Es ist extrem kurzsichtig, wenn einzelne EU-Länder meinen, eine Sonderbeziehung zu Russland aufbauen zu können, die im Widerspruch zur europäischen Interessenslage ist. Selbst wenn eine solche Politik auf den ersten Blick einen kleinen Vorteil für ein solches Land bringen sollte, so wird dieses Land bereits mittelfristig von Moskau benutzt, um die EU zu spalten. Eine gespaltene EU aber kann weder der alten divide et impera Politik noch der neuen hybriden Politik Moskaus effizient entgegentreten. Und damit verliert auch jenes kleine Land, das meinte sich einen Vorteil herausholen zu können, seinen Schutz durch eine starke Politik der Europäischen Union, schadet sich also selbst.
China versucht Menschenrechte umzudefinieren
Es ist auch beschämend zu sehen, wie oft es China bereits gelungen ist, in Fragen der Menschenrechte die Europäische Union zu spalten. Dabei geht es nicht um das, was allgemein als Einmischung in innere Angelegenheiten definiert wird, also um eine direkte Kritik der chinesischen Menschenrechtspolitik beispielsweise den Uiguren gegenüber, sondern um die Tatsache, dass China versucht die Menschenrechte überhaupt neu und im Sinne der eigenen kommunistischen Ideologie und der Machtinteressen zu definieren.
Die Schlussfolgerung daraus – und ich weiß, Sie hören diese Forderung jetzt nicht das erste Mal von mir – kann also nur lauten: Europa, die Europäische Union braucht eine europäische Außenpolitik. Gerade in dieser Außen- und Sicherheitspolitischen Frage braucht es eine europäische Souveränität.
Souveränität, meine Damen und Herren, bedeutet im konkreten Fall die Fähigkeit zu handeln und zu gestalten. Europäische Politik würde hier vom Potenzial einen eindeutigen Mehrwert gegenüber einer reinen Nationalstaatspolitik bringen. Um es weiter zu präzisieren: Europäische Außenpolitik bedeutet nicht nur Koordinierung der Außenpolitik von 27 Mitgliedsländern durch den Hohen Vertreter für die gemeinsame Außen- und Sicherheitspolitik (der gleichzeitig auch einer der Vizepräsidenten der Europäischen Kommission ist), und wo einzelne Länder beispielsweise bei wichtigen Fragen wie der Menschenrechtspolitik in China, eine europäische Stellungnahme blockieren können, sondern ein EU-Außenministerium mit einem Außenminister (oder einer Außenministerin) an der Spitze.
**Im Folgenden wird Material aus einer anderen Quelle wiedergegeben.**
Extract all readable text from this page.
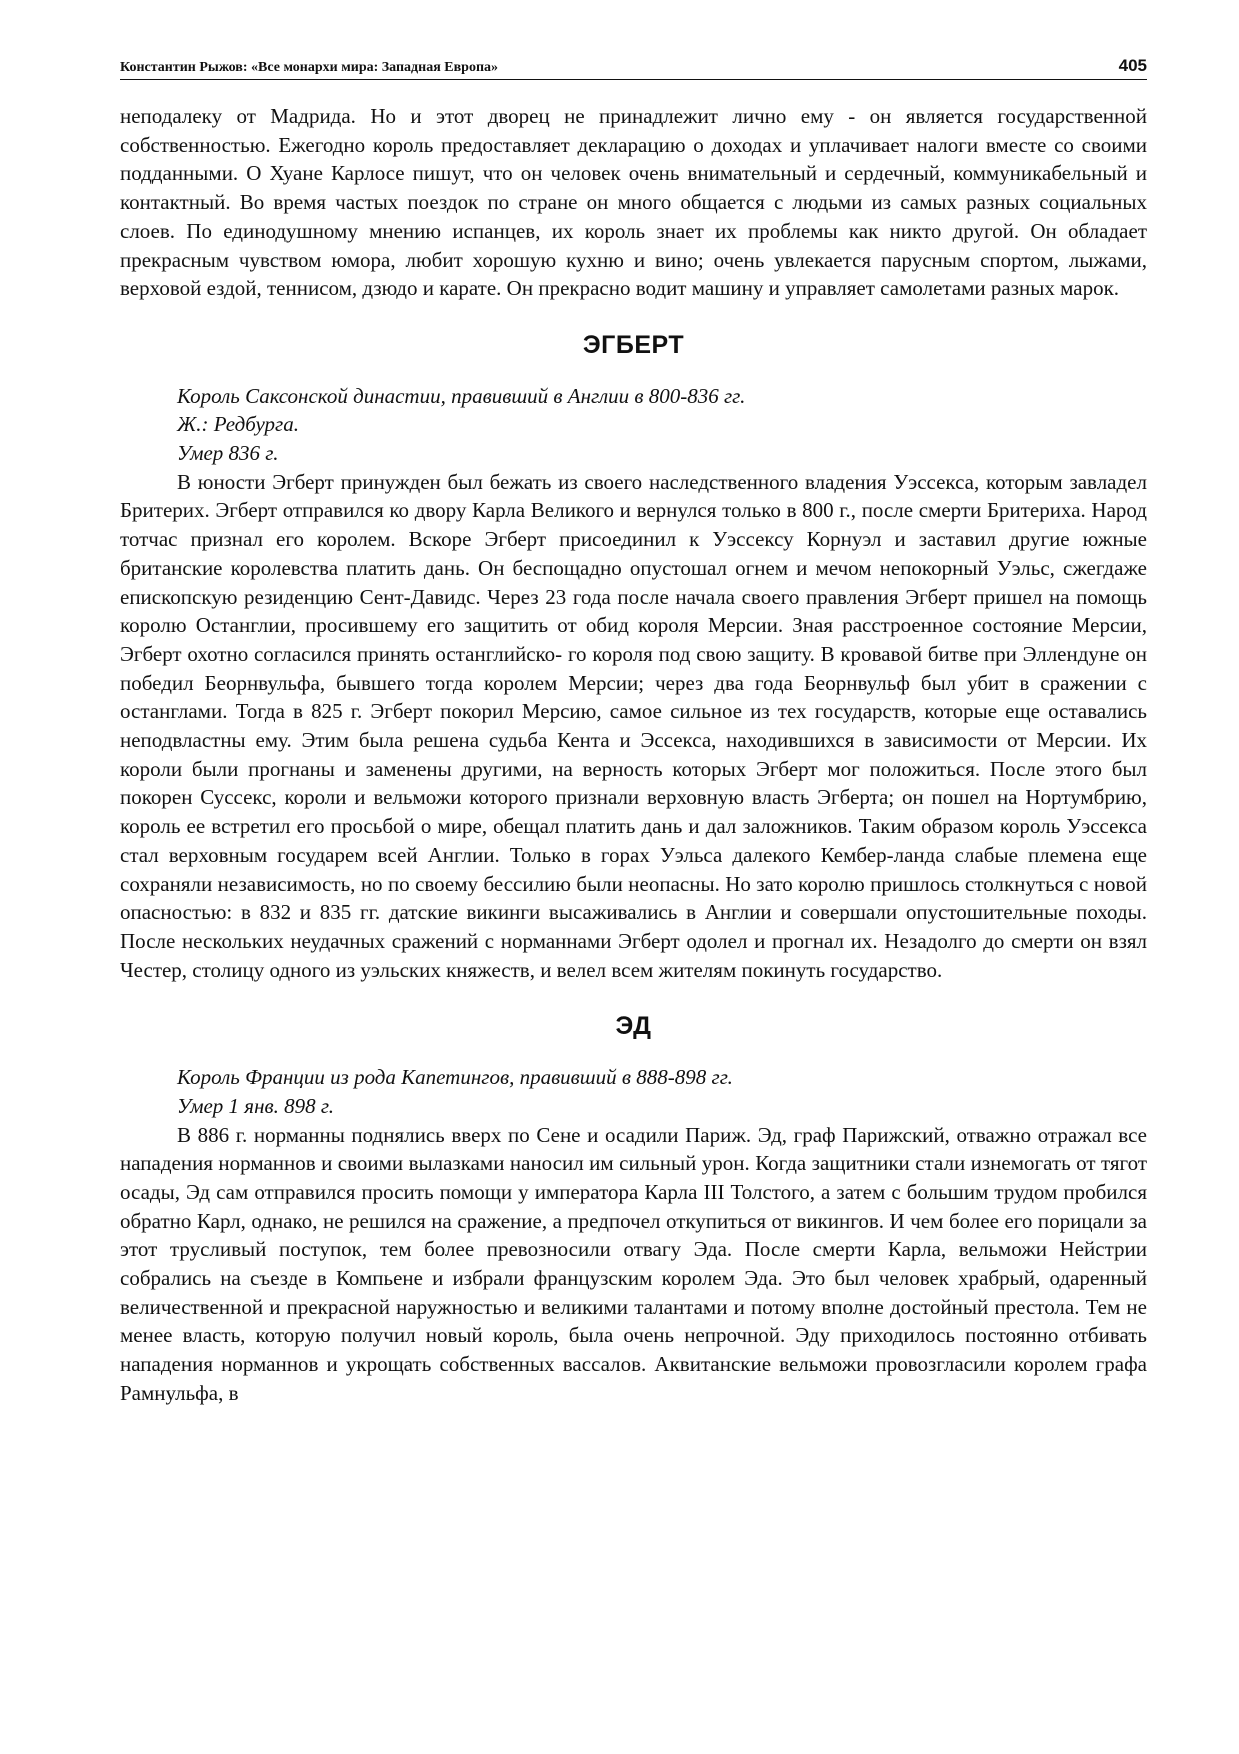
Константин Рыжов: «Все монархи мира: Западная Европа»	405

неподалеку от Мадрида. Но и этот дворец не принадлежит лично ему - он является государственной собственностью. Ежегодно король предоставляет декларацию о доходах и уплачивает налоги вместе со своими подданными. О Хуане Карлосе пишут, что он человек очень внимательный и сердечный, коммуникабельный и контактный. Во время частых поездок по стране он много общается с людьми из самых разных социальных слоев. По единодушному мнению испанцев, их король знает их проблемы как никто другой. Он обладает прекрасным чувством юмора, любит хорошую кухню и вино; очень увлекается парусным спортом, лыжами, верховой ездой, теннисом, дзюдо и карате. Он прекрасно водит машину и управляет самолетами разных марок.

ЭГБЕРТ

Король Саксонской династии, правивший в Англии в 800-836 гг.

Ж.: Редбурга.

Умер 836 г.

В юности Эгберт принужден был бежать из своего наследственного владения Уэссекса, которым завладел Бритерих. Эгберт отправился ко двору Карла Великого и вернулся только в 800 г., после смерти Бритериха. Народ тотчас признал его королем. Вскоре Эгберт присоединил к Уэссексу Корнуэл и заставил другие южные британские королевства платить дань. Он беспощадно опустошал огнем и мечом непокорный Уэльс, сжегдаже епископскую резиденцию Сент-Давидс. Через 23 года после начала своего правления Эгберт пришел на помощь королю Останглии, просившему его защитить от обид короля Мерсии. Зная расстроенное состояние Мерсии, Эгберт охотно согласился принять останглийско- го короля под свою защиту. В кровавой битве при Эллендуне он победил Беорнвульфа, бывшего тогда королем Мерсии; через два года Беорнвульф был убит в сражении с останглами. Тогда в 825 г. Эгберт покорил Мерсию, самое сильное из тех государств, которые еще оставались неподвластны ему. Этим была решена судьба Кента и Эссекса, находившихся в зависимости от Мерсии. Их короли были прогнаны и заменены другими, на верность которых Эгберт мог положиться. После этого был покорен Суссекс, короли и вельможи которого признали верховную власть Эгберта; он пошел на Нортумбрию, король ее встретил его просьбой о мире, обещал платить дань и дал заложников. Таким образом король Уэссекса стал верховным государем всей Англии. Только в горах Уэльса далекого Кембер-ланда слабые племена еще сохраняли независимость, но по своему бессилию были неопасны. Но зато королю пришлось столкнуться с новой опасностью: в 832 и 835 гг. датские викинги высаживались в Англии и совершали опустошительные походы. После нескольких неудачных сражений с норманнами Эгберт одолел и прогнал их. Незадолго до смерти он взял Честер, столицу одного из уэльских княжеств, и велел всем жителям покинуть государство.

ЭД

Король Франции из рода Капетингов, правивший в 888-898 гг.

Умер 1 янв. 898 г.

В 886 г. норманны поднялись вверх по Сене и осадили Париж. Эд, граф Парижский, отважно отражал все нападения норманнов и своими вылазками наносил им сильный урон. Когда защитники стали изнемогать от тягот осады, Эд сам отправился просить помощи у императора Карла III Толстого, а затем с большим трудом пробился обратно Карл, однако, не решился на сражение, а предпочел откупиться от викингов. И чем более его порицали за этот трусливый поступок, тем более превозносили отвагу Эда. После смерти Карла, вельможи Нейстрии собрались на съезде в Компьене и избрали французским королем Эда. Это был человек храбрый, одаренный величественной и прекрасной наружностью и великими талантами и потому вполне достойный престола. Тем не менее власть, которую получил новый король, была очень непрочной. Эду приходилось постоянно отбивать нападения норманнов и укрощать собственных вассалов. Аквитанские вельможи провозгласили королем графа Рамнульфа, в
Dazu brauchen wir einen Kern einer europäischen Verfassung, in der genau diese außenpolitische Kompetenz für die Europäische Union festgeschrieben wird. Ein Punkt übrigens, der auch allen Anforderungen der Subsidiarität entsprechen würde. So wie jetzt jeder Außenminister der parlamentarischen Kontrolle seines Landes unterliegt, würde ein EU-Außenminister der parlamentarischen Kontrolle des direkt von den Bürgern der EU gewählten Europäischen Parlamentes unterliegen.
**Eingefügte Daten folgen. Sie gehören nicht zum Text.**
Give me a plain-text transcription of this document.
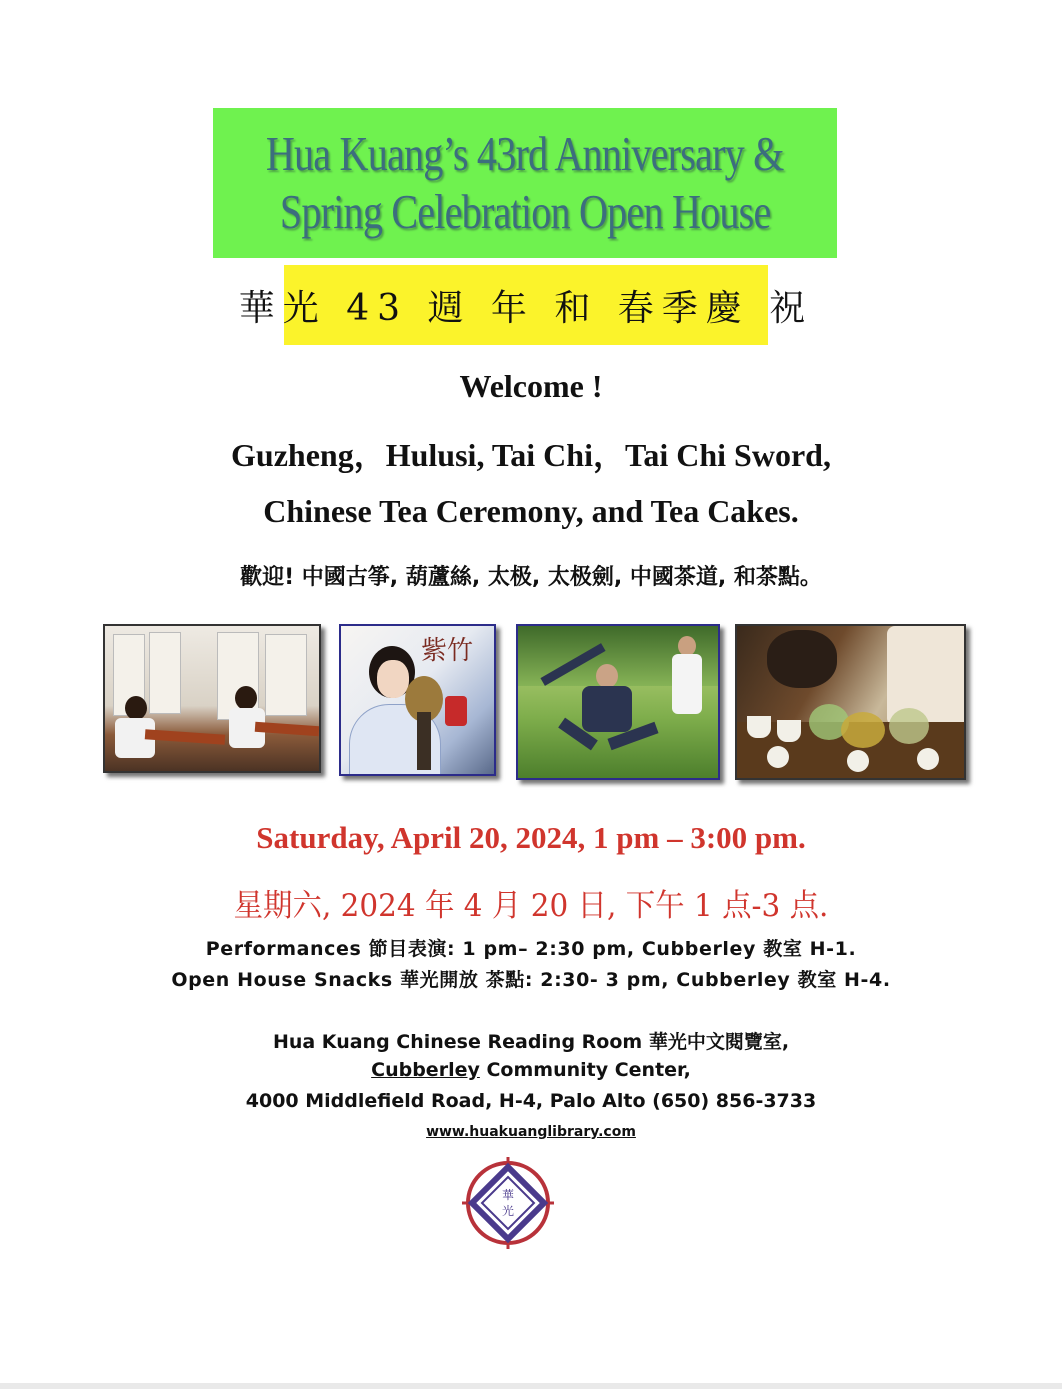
Hua Kuang’s 43rd Anniversary &
Spring Celebration Open House
華光 43 週 年 和 春季慶 祝
Welcome !
Guzheng，Hulusi, Tai Chi，Tai Chi Sword,
Chinese Tea Ceremony, and Tea Cakes.
歡迎! 中國古筝, 葫蘆絲, 太极, 太极劍, 中國茶道, 和茶點。
紫竹
Saturday, April 20, 2024, 1 pm – 3:00 pm.
星期六, 2024 年 4 月 20 日, 下午 1 点-3 点.
Performances 節目表演: 1 pm– 2:30 pm, Cubberley 教室 H-1.
Open House Snacks 華光開放 茶點: 2:30- 3 pm, Cubberley 教室 H-4.
Hua Kuang Chinese Reading Room 華光中文閱覽室,
Cubberley Community Center,
4000 Middlefield Road, H-4, Palo Alto (650) 856-3733
www.huakuanglibrary.com
華
光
Natürlich genügt es nicht einen Posten zu schaffen, um echte Außenpolitik zu machen. Dazu muss man auch die Bereitschaft zeigen, europäische Interessen zu definieren. In Teilbereichen gelingt das ja bereits aufgrund der aktuellen Herausforderungen. Ich denke da an den Schutz der Grenzen, an die Abwehr direkter oder hybrider Bedrohungen, an den Einsatz für Menschenrechte, oder auch die konkrete Erweiterungspolitik der Europäischen Union.
Notwendige Dekolonialisierung Russlands
Feminismus würde ich nicht als Ziel der Außenpolitik formulieren. Wir wollen ja nicht, dass sich Sergej Lawrow und Vladimir Putin totlachen, sondern unser Ziel muss es sein, Russland auf seinem Weg der Dekolonialisierung hin zu einem friedlichen, demokratischen Rechtsstaat, mit dem wir eine echte Partnerschaft leben können, zu unterstützen.
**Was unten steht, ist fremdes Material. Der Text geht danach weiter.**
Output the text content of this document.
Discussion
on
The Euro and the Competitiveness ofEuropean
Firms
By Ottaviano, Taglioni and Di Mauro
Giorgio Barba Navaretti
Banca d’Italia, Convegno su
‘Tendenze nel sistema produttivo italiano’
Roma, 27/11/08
Dass dieser Schritt zu einer europäischen Außenpolitik nicht so einfach sein wird, muss uns allen klar sein. Es wird noch viel Überzeugungsarbeit brauchen, um Europa tatsächlich außenpolitisch aufstellen zu können. Ich komme zurück auf das Schuman-Zitat: es handelt sich hier um eine Zielvorstellung, um ein Ideal, das den politischen Willen braucht, um diesem Ideal zu dienen.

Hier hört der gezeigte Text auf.